Mistakes to Avoid When Choosing Insulation
Focusing Just on R-Value Alone
We all see R-value comparisons time and time again. It's hypnotic. It can easily sway you to going back to comparing apples to bananas. There's more to insulation performance than just R-value.
Keep that in mind, and ask how the insulation performs against air leaks, moisture, mold, and pests.
Neglecting the Whole System
The walls and ceilings, roofs and crawlspaces in a building make up a complex system. Let's call it an organism. There's even more to it because you have heating and cooling ducts, air handlers, air conditioners, vapor barriers and more exotic surprises to think about.
The truth is most of this is pretty logical and fairly simple and straightforward. You just need to avoid neglecting the whole system — it's not just a wall or an attic. They're parts of a complex ballet
Houses Must Breathe
We've all heard this one countless times, right? Ask your contractor and he'll probably tell you the same thing. Let's think about what this means.
It means that air from outside must come in and air inside must go out. Now, you don't draw your breathing air from the electrical sockets in your home, do you? Presumably you go out through a door, open the windows when it's nice, vent your dryer and stove, and so on. That's enough opening to let in clean fresh breathable air for you and your family and let out the moisture your body expels.
So what besides you needs to breathe in your home? The insulation that absorbs water of course!

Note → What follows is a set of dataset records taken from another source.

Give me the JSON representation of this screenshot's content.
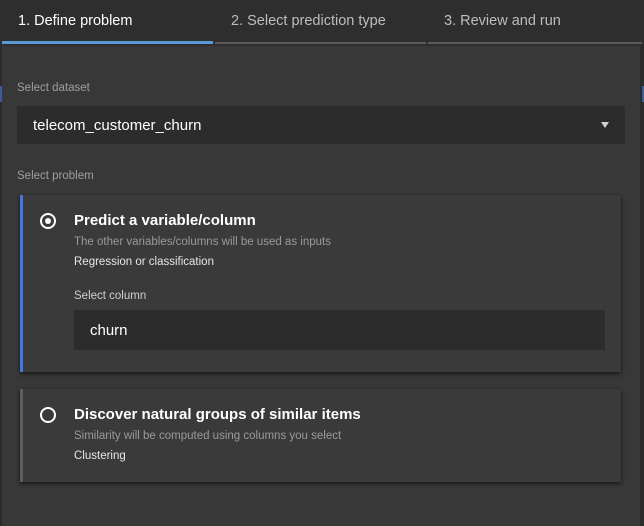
{
  "tabs": [
    {
      "label": "1. Define problem",
      "active": true
    },
    {
      "label": "2. Select prediction type",
      "active": false
    },
    {
      "label": "3. Review and run",
      "active": false
    }
  ],
  "dataset": {
    "label": "Select dataset",
    "value": "telecom_customer_churn"
  },
  "problem": {
    "label": "Select problem",
    "options": [
      {
        "title": "Predict a variable/column",
        "description": "The other variables/columns will be used as inputs",
        "type": "Regression or classification",
        "selected": true,
        "column_label": "Select column",
        "column_value": "churn"
      },
      {
        "title": "Discover natural groups of similar items",
        "description": "Similarity will be computed using columns you select",
        "type": "Clustering",
        "selected": false
      }
    ]
  },
  "colors": {
    "accent": "#4577e0",
    "active_tab_underline": "#5b9bd5",
    "background": "#2b2b2b",
    "panel": "#383838"
  }
}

Therefore, if you have the cheaper insulations, you're forced to leave enough room in your walls for air to escape and outside air to come in. So, in the winter the air you heated needs to escape and the cold outside air needs to come in. In the summer the air you just cooled needs to escape and the warm air outside needs to come in. All to dry out the wet insulation!
Yikes. This doesn't sound reasonable at all! And do you remember what crushes R-value in cheaper insulations?
Air and moisture! Convection! It's a deadly circle that will absolutely cost you tens of thousands of dollars in energy over your lifetime. That doesn't include the costs to redo your insulation time and time again as it molds.
Insulation Should be Cheap
How did we get this belief? Homes are definitely not cheap. Energy is no longer cheap and won't be for at least 50 years. Why do we expect the very things that control and contain this energy in our homes and buildings to be cheap?
It must be that energy was once so inexpensive. Customers tell us every day about how their builder used no insulation or the cheapest possible (imagine fiberglass in a house next to the ocean where the wind whips the spray through the wood and into the insulation).
The cheaper insulations offset only a small cost of energy so it made sense. Back then, energy was cheap. Therefore a larger investment in insulation back then would take longer to be paid back in energy savings. Plus, America is pretty late to the green party so very few people cared if a house was energy efficient or not.
Do your insulation once and do it right. It's not something you see every day and once the drywall is up you won't want to take it back down.
Misunderstanding Payback Periods
This is a huge one. Recently a consumer told us that 2 years was too long to get all his money back. If he understood Payback periods, he'd understand that he was turning down a 50% return on his money.
Now, investments that return 50% every year are EXTREMELY RARE and frankly quite exotic. The S&P used to average 8%. Homes used to gain 3% a year. So here is someone who thinks 50% is too low because he doesn't understand money and he doesn't understand investments.
The truth is a 50% return on an investment in your building's insulation is possible. But let's look at other common scenarios:
| Time until your investment is paid off | Rate of Return |
| 36 months / 3 years: | 33% |
| 48 months / 4 years: | 25% |
| 60 months / 5 years: | 20% |
| 72 months / 6 years: | 16% |
| 84 months / 7 years: | 14% |
| 96 months / 8 years: | 12% |
| 108 months / 9 years: | 11% |
| 120 months/ 10 years: | 10% |
Even if it took 10 years to pay for itself (and it often takes less), investing in the right insulation outperforms most other investments out there.
The standard payback is usually between 3-4 years. That means that the proper investment can yield somewhere between 25 -33%. Too bad it's a limited amount of money you can, or need to, put into your home's insulation. And you're not really investing in insulation per se, you're investing in avoiding energy costs and your home's comfort and value.
Choosing Only on Price
In a world of thinking R-values are King and confusion between options, most people default to price. That's a disaster. Why? Because the lowest price insulations are often the very sources of the problems people are trying to solve.
Mold, moisture, high energy bills, noises, rodents and insects, drafts, allergies, worries. These are the problems people want to solve with insulation. When they choose on price it has NOTHING to do with addressing any of these problems.
What's the net result? A huge waste of money and they're no closer to solving the problem that's driving them to action in the first place. Yikes.